Echoes of Exodus: Tracing Themes of Redemption Through Scripture by Alastair J. Roberts & Andrew Wilson
Like a music lover hearing an orchestra for the first time, this book ignited my love and passion for the story of redemption in the Old Testament. Alister J. Roberts and Andrew Wilson realize that a picture paints one-thousand words when they say, “We hope to convince you that Scripture contains all sorts of connections, riffs, and themes that you may not have noticed, but we hope to do this by showing rather than by telling.” Though I already believed the story of redemption is woven through the entire scriptures, their unique method of show-and-tell brought the story to life in a new way.

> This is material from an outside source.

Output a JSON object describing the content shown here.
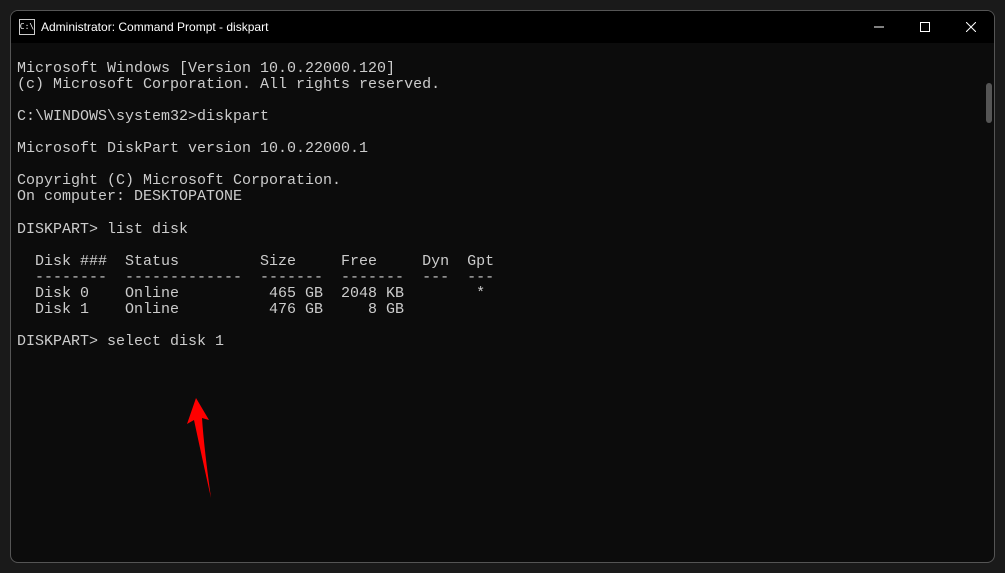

Echoes of Exodus: Tracing Themes of Redemption Through Scripture is perhaps one of the best non-fiction books I’ve read lately. Its relatively short and concise chapters help move through its content with a quick and encouraging pace. I often forget how tiring reading theology can be despite the fascinating content. It takes a good writer to care for their reader well enough that they don’t burden you with an esoteric, inaccessible vocabulary or unnecessary words. Roberts and Wilson are an excellent example of caring for their reader. Though it is accessible and concise, it is not condescending or, worse, watered-down. They wrote this book for exactly the person I’d recommend this to—the person in the pew. They hit their mark in a few ways. First, by keeping the chapters succinct in scope and focused in content. Secondly, but capping off each chapter with good review and thought questions. And lastly, by tracing the themes through the sections of our bible chronologically.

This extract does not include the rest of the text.